The operation to drive the ultra-hardline militants from Mosul began in October and has recaptured villages and towns surrounding the city, and most of Mosul's eastern half.
New tactics and better coordination have helped Iraqi forces advance faster since they launched a new phase of the operation more than 10 days ago.
Iraqi forces have fought their way into two more southeastern districts but their advances are being slowed by Islamic State's tactic of using civilians for cover.

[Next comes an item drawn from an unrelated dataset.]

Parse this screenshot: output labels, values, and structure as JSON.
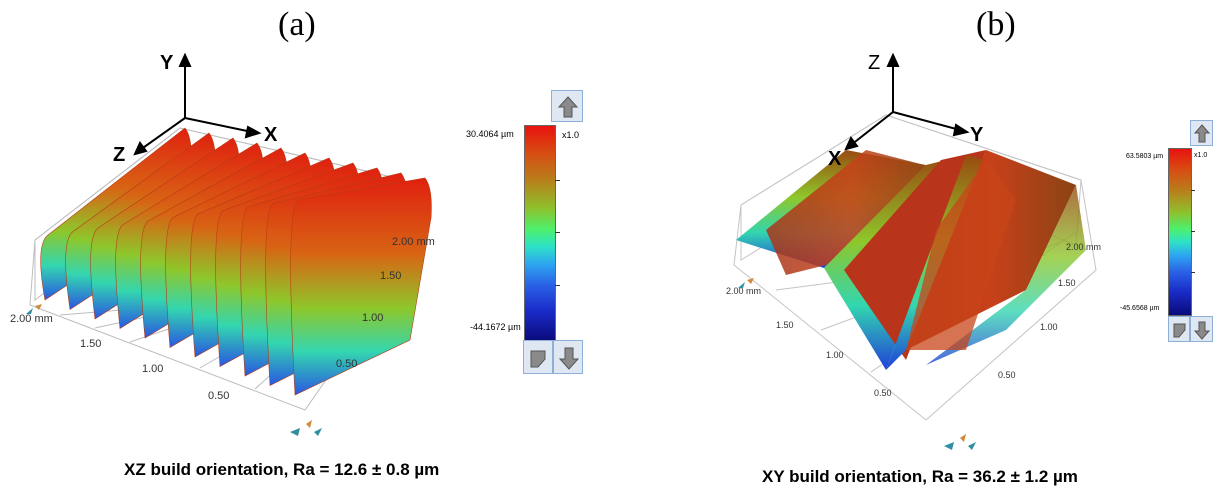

However, Fr Thabit Mekko, currently living in Erbil with many of his congregation who fled the city, told Fides news agency that it was "too early to think about a return of Christians who have fled from their homes. Such a case will be considered only when security is assured," he said.
Mekko said: "Many families have not yet decided what they will do. Not all those who left Mosul in front of the advance of Daesh will return."
The situation in Mosul, the last major city in Iraq held by Islamic State, remains desperately hard for civilians.
A spokesman for the rapid response units of Iraq's federal police Lieutenant-Colonel Abdel Amir al-Mohammedawi, told Reuters IS was hiding among civilians.
He said rapid response units and Iraqi army units had fought their way into the Palestine and Sumer districts in the last day, but that IS fighters were firing at civilians trying to flee.
"The families, when they see Iraqi forces coming, flee from the areas controlled by Daesh towards the Iraqi forces, holding up white flags, and Daesh bomb them with mortars and Molotov cocktails, and also shoot at them.
"Whenever they (IS) withdraw from a district, they shell it at random, and it's heavy shelling," he said.